Researchers measure samples to determine whether there are offending contaminants in the preparation and so they use the correct amount in their next assay. One limitation of purity ratios is that contaminant concentrations, especially for protein, need to be relatively high before the purity ratio falls out of range. A few modern UV-Vis spectrophotometers employ advanced spectral processing algorithms that not only indicate when a sample is impure, but also identify the offending contaminant and provide a corrected sample concentration.
Question to ask: Does the instrument software provide deep enough insight into sample composition?
Ideally a spectrophotometer allows the user to assess instrument performance for GLP or data integrity regulations without requiring routine calibration. A lab’s microvolume UV-Vis spectrophotometer is typically used by several people throughout the day. It needs to measure the sample quickly and accurately and without requiring constant maintenance or service. Because the results from these instruments are critical to future success, users should be able to assess how the instrument is performing with internal or external standards. If service is needed in the form of a repair or preventive maintenance, it should be available in a timely manner to limit downtime in the lab.
Question to ask: How easy is it to validate my instrument, and how quickly can service be rendered to the instrument?
Choosing a name that has been proven with many users over time means an instrument is more likely meet your expectations and be supported for years to come. You want to be sure that a new instrument is going to work and do its job well. In addition, a long-term manufacturer can generally be counted on to provide support for spectrophotometers throughout the many years of ownership.
Reputation and presence offer another opportunity for users to gain confidence in their purchase. Instruments with a large user base mean the manufacturer already understands the concerns of users, and likely is working constantly to address those concerns via software updates and advanced generation systems. You want to know that others in your field are using the same piece of equipment and it successfully meets their needs.
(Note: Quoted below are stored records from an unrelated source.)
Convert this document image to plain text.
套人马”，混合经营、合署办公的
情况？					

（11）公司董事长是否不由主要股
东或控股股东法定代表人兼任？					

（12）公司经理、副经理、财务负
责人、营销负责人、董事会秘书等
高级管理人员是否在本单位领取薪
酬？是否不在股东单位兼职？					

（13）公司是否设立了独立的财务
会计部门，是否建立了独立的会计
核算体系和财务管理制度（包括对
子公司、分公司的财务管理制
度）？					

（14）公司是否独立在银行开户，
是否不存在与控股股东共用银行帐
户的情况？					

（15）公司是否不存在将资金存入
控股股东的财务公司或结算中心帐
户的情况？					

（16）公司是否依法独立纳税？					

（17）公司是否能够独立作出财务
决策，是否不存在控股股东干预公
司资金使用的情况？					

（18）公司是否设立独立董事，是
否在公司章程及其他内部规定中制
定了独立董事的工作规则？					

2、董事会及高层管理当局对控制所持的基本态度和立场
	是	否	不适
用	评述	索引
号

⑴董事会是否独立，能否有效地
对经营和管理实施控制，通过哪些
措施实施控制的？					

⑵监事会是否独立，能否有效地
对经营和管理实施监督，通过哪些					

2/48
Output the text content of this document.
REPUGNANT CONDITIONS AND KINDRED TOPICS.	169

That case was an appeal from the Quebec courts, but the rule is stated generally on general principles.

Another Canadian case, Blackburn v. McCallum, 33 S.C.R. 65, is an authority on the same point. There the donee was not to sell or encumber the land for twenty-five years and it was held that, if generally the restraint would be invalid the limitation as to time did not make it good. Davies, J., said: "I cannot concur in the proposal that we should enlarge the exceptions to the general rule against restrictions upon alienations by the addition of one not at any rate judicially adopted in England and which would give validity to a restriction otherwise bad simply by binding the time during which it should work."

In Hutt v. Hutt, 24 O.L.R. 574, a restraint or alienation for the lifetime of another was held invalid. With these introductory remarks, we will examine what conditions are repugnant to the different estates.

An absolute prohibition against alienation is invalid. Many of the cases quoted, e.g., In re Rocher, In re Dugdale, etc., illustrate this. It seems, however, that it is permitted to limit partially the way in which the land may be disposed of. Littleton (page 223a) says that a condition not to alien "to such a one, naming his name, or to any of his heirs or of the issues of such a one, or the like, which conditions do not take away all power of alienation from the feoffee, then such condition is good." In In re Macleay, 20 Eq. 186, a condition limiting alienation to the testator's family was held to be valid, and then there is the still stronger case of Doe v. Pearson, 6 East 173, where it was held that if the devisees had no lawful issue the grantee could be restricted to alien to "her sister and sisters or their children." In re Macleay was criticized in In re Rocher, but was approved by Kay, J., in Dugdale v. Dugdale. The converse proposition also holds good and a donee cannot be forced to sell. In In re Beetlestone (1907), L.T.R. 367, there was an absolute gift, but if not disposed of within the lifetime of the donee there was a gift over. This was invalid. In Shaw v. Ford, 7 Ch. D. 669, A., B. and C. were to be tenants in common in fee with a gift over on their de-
Using something other than the standard in a field can call your work into question. The number of citations attributed to an instrument is just one method used to assess how many researchers rely on it.
Question to ask: Does the instrument manufacturer have a long history of delighting users? Has the instrument been proven by other scientists?
System downtime impacts business revenue directly not to mention lab productivity and morale, so ask ahead of time about support availability and response times in your area. Researchers rely on quality results from the same microvolume UV-Vis spectrophotometer for many years. Inevitably questions will arise about the data generated, how to maintain the instrument, optimizing the instrument for custom use, and servicing the instrument. It’s important for a customer support and technical support team to not only understand the end-user perspective but to also know the science behind the experiment, how the software and hardware integrate, and the urgency with which questions need to be addressed. Providing an extensive online resource area that is available 24/7 expands support opportunities even further. These qualities will get the researcher back up-and-running in the shortest time possible.
Question to ask: Does the technical support team have the scientific and instrumentation background to understand and address questions and issues quickly?